The Ventura County Community Foundation has laid off a number of staff members and indefinitely suspended its Center for Nonprofit Leadership.
Shortly after bringing in new foundation management earlier this year, an independent financial consultant found there’s been a “lack of focus and professional procedures,” said Vanessa Bechtel, president and CEO of the Ventura County Community Foundation.
The Center for Nonprofit Leadership was launched in 1991 as a hub for charities and community groups in the county, providing headquarter space at below-market rents and leadership classes to other nonprofits.
“The center has been operating at a loss for multiple years and has not identified sources of additional revenue, leading to its indefinite suspension as we work out our financial situation,” Bechtel told the Business Times.
Bechtel said the restructuring and suspension occurred on Sept. 10 but did not specify how many jobs were lost. There are not plans to make additional personnel or program changes, she said.

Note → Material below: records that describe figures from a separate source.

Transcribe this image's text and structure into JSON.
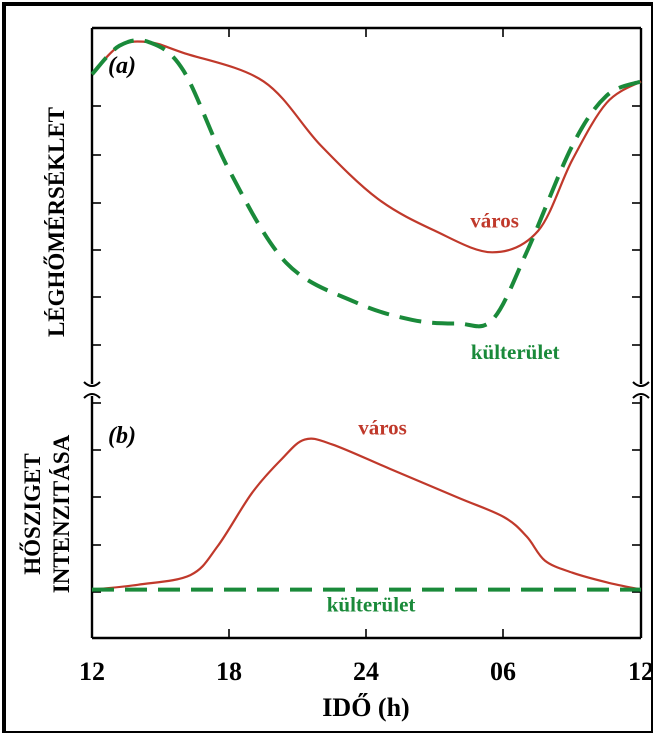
{
  "chart_data": [
    {
      "type": "line",
      "panel_label": "(a)",
      "ylabel": "LÉGHŐMÉRSÉKLET",
      "xlabel": "IDŐ (h)",
      "x_ticks": [
        "12",
        "18",
        "24",
        "06",
        "12"
      ],
      "xlim": [
        12,
        36
      ],
      "ylim": [
        0,
        10
      ],
      "series": [
        {
          "name": "város",
          "color": "#c0392b",
          "style": "solid",
          "points": [
            [
              12,
              8.7
            ],
            [
              13.2,
              9.5
            ],
            [
              14.5,
              9.6
            ],
            [
              16,
              9.3
            ],
            [
              19.5,
              8.5
            ],
            [
              22,
              6.7
            ],
            [
              24.5,
              5.2
            ],
            [
              27,
              4.3
            ],
            [
              29.5,
              3.7
            ],
            [
              31.5,
              4.3
            ],
            [
              33,
              6.3
            ],
            [
              34.5,
              7.9
            ],
            [
              36,
              8.5
            ]
          ]
        },
        {
          "name": "külterület",
          "color": "#1a8a3a",
          "style": "dashed",
          "points": [
            [
              12,
              8.7
            ],
            [
              13.2,
              9.5
            ],
            [
              14.5,
              9.6
            ],
            [
              16,
              8.8
            ],
            [
              18,
              6.0
            ],
            [
              20.5,
              3.4
            ],
            [
              23.5,
              2.3
            ],
            [
              26,
              1.8
            ],
            [
              28,
              1.7
            ],
            [
              29.5,
              1.8
            ],
            [
              31,
              3.7
            ],
            [
              33,
              6.7
            ],
            [
              34.5,
              8.1
            ],
            [
              36,
              8.5
            ]
          ]
        }
      ],
      "annotations": [
        {
          "text": "város",
          "series": "város",
          "x": 29.6,
          "y": 4.4
        },
        {
          "text": "külterület",
          "series": "külterület",
          "x": 30.5,
          "y": 0.7
        }
      ]
    },
    {
      "type": "line",
      "panel_label": "(b)",
      "ylabel_lines": [
        "HŐSZIGET",
        "INTENZITÁSA"
      ],
      "xlabel": "IDŐ (h)",
      "x_ticks": [
        "12",
        "18",
        "24",
        "06",
        "12"
      ],
      "xlim": [
        12,
        36
      ],
      "ylim": [
        -1,
        4
      ],
      "series": [
        {
          "name": "város",
          "color": "#c0392b",
          "style": "solid",
          "points": [
            [
              12,
              0.0
            ],
            [
              14,
              0.1
            ],
            [
              16.3,
              0.3
            ],
            [
              17.5,
              0.9
            ],
            [
              19,
              2.0
            ],
            [
              20.3,
              2.7
            ],
            [
              21.3,
              3.1
            ],
            [
              22.5,
              3.0
            ],
            [
              25,
              2.5
            ],
            [
              28,
              1.9
            ],
            [
              30,
              1.5
            ],
            [
              31,
              1.1
            ],
            [
              31.8,
              0.6
            ],
            [
              33,
              0.35
            ],
            [
              34.5,
              0.15
            ],
            [
              36,
              0.0
            ]
          ]
        },
        {
          "name": "külterület",
          "color": "#1a8a3a",
          "style": "dashed",
          "points": [
            [
              12,
              0.0
            ],
            [
              36,
              0.0
            ]
          ]
        }
      ],
      "annotations": [
        {
          "text": "város",
          "series": "város",
          "x": 24.7,
          "y": 3.2
        },
        {
          "text": "külterület",
          "series": "külterület",
          "x": 24.2,
          "y": -0.45
        }
      ]
    }
  ]
}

“We did this in order to ensure we can continue to effectively serve our donors and local nonprofit community,” said Bechtel, adding that the library will remain open and the funding database will be available. “These were difficult choices that needed to be implemented immediately.”
The VCCF purchased a 53,500-square-foot property for $6.9 million from inventor and philanthropist Fred Kavli in 2012 to house the nonprofit center, property records show.
The foundation board committed $3 million of the foundation’s capital to the center and pursued a capital campaign to raise $10 million more.
“We are exploring all options related to the foundation’s building, including refinancing or a potential new owner,” Bechtel said.
Bechtel took over leadership at the VCCF in February for Hugh Ralston, who left the foundation to take on a leading role at the Fresno Regional Foundation. He headed the VCCF for 11 years.
The VCCF has linked wealthy donors with community needs since 1987.
Bechtel oversees about $137 million in charitable assets, as well as a scholarship program that awarded $1.2 million to local students in 2014 and 600 funds that grant more than $4 million annually to local nonprofits, according to a news release.
It has averaged an 8.4 percent annual return on its portfolio for the past 20 years. An independent study by Colonial Consulting found that’s better than the returns posted by 27 other foundations of similar size, Bechtel said.
“We are implementing changes today to update our procedures and will continue to work tirelessly to ensure the financial stability of the foundation that assists so many worthy local causes with the support of our donors,” she said. “We continue to work on our restructure plans that will ensure the foundation is financially sound, expertly manages our donors’ funds and is able to support the community into the future.”